Friday 7 October 2022

Slaying the Dragon: A Secret History of Dungeons & Dragons by Ben Riggs

In 1974, wargamers Gary Gygax and Dave Arneson created the world's first roleplaying game: Dungeons & Dragons. An immediate, enormous hit, the game fuelled the creation of the TSR company and a quarter of a century of classic gaming products, not to mention power struggles and dubious corporate decisions.


The story of TSR, its rise and fall, has been told before and the narrative is familiar, from Gygax and Arneson's early days in miniature gaming to coming up with the first dungeons and the first campaign settings (Blackmoor and Greyhawk). They then start TSR and Dragon Magazine, Arneson is maneuvered out of the picture and the game's immense success sees Gygax living the high life in Los Angeles trying to get a movie made whilst the company teeters on without him. Then Lorraine Williams takes over, forces Gygax out, and the company sees renewed success in the late 1980s from new campaign settings (such as Forgotten Realms), a second edition of the game and entries to the video game and novel markets, which keeps things going until everything blows up spectacularly in the late 1990s, resulting in the sale of the company to Magic: The Gathering creators Wizards of the Coast.

Whilst the story is familiar, there's a lot more detail in Ben Riggs' book, which calls upon interviews with a huge number of ex-TSR luminaries, although there are two notable absences. Gygax passed away in 2008, so is only represented through archive interviews. Williams declined to be interviewed for the book, so Riggs has to rely on second-hand accounts, interviews with some of her close co-workers and a few archive interviews (particularly drawing on David Ewalt's Of Dice and Men, the last book Williams was interviewed for). This leaves the book feeling oddly structured: a heroic saga where both the main protagonist and main antagonist (who is who depends on your point of view) are absent for large stretches of it.

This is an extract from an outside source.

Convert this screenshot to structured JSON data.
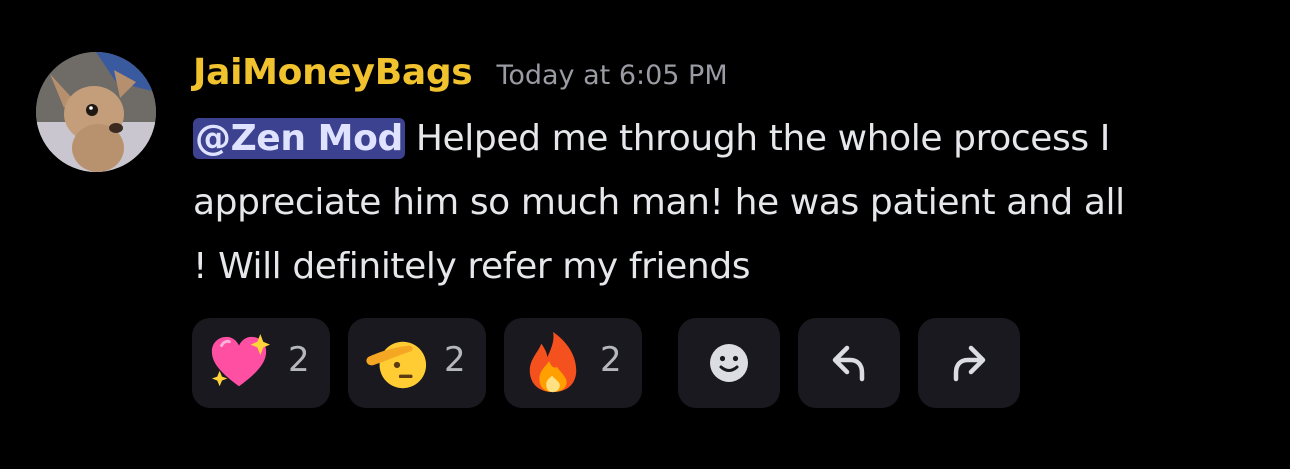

To be honest, the main narrative of the book is well-known to the point of overfamiliarity to any long-standing roleplaying fans (newcomers who have come to the game in the last few years - and there's a lot of them - will find much more of interest here), so it's more in the details where it shines. The saga of TSR West, the California-based publishing initiative with its own products and an ill-advised idea to branch into comic books (costing TSR it's very lucrative licencing contract with DC in the process), is mostly new to me and fascinating. Additional details on how badly TSR could treat its superstar authors, and how some of the corporates who came in later on simply didn't understand the first thing about the product they were selling, are also intriguing. There some fascinating almost-ran stories, like when TSR nearly acquired the Middle-earth licence but foundered on Christopher Tolkien refusing to grant them permission to publish original fiction.

One of Riggs' biggest successes is getting his hands on hard sales data from TSR. In some cases, some of TSR's own big names were unaware of what the hell was going on with the company's products, and their reactions to learning how bad sales really were in the 1990s are startling. Learning that Forgotten Realms sold well, but not quite as well as some earlier, retired settings was a surprise.

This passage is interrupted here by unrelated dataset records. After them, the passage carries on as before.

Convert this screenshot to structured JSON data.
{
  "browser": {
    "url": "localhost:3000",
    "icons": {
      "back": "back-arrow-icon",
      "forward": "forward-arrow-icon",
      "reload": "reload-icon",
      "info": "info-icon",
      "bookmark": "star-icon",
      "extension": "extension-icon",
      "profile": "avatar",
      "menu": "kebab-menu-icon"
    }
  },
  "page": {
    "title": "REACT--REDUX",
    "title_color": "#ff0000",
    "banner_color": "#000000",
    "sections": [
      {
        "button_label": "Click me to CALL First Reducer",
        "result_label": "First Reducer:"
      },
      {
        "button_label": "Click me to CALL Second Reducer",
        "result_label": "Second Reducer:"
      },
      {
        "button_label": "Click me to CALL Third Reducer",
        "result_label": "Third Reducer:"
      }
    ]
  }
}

The book is a goldmine of interesting trivia, but the writing tone is inconsistent. Sometimes the tone is serious and analytic, and sometimes jokey and anecdotal, and the tonal shifts sometimes feel random. There's also a marked difference in how Riggs talks about deceased people and folded companies and how he talks about still-living individuals and extant corporate entities. There's also a lack of deeper analysis on well-regarded stories. The suggestion that TSR collapsed due to an overload of campaign settings is taken as fact throughout, and the oft-mentioned idea that D&D faltered in the 1990s more because of an increasingly unwieldy rules set (contrasted to the streamlined rules of its biggest competitor, Vampire: The Masquerade) and the refusal to slay sacred cows with a more thorough revision - seemingly proven by the monstrous success of D&D 3rd Edition after the move to Wizards of the Coast and the even bigger success of the even more streamlined 5th Edition - is not really given any shrift.

There's also a distinct lack of coverage of the video game side of things, which mostly gets a few brief mentions and little more. The book may actually suffer from its conciseness: 278 pages to cover twenty-five years of history is not really enough, and several chapters halt just as they are starting to get interesting. There's also the fact that the revival of D&D's fortunes with 3rd Edition in 2000 and the subsequent appalling misjudgements that led to the ill-conceived 4th Edition in 2008 and the brand's subsequent eclipsing by former allies-turned-competitors Paizo with their Pathfinder game are just as fascinating a story, but the book decides not to pursue the story into that era. That's fair enough, but it seems to leave the book begging for a sequel (which, given Wizards of the Coast and Hasbro's legal firepower, might never happen).

Slaying the Dragon (***½) contains enough new revelations and interesting analysis to be worthwhile for seasoned D&D players, and newcomers to the game unfamiliar with all the old anecdotes will likely enjoy the book far more. But it does feel like the book could have gone into some areas in more detail and depth, and been a bit more consistent in tone.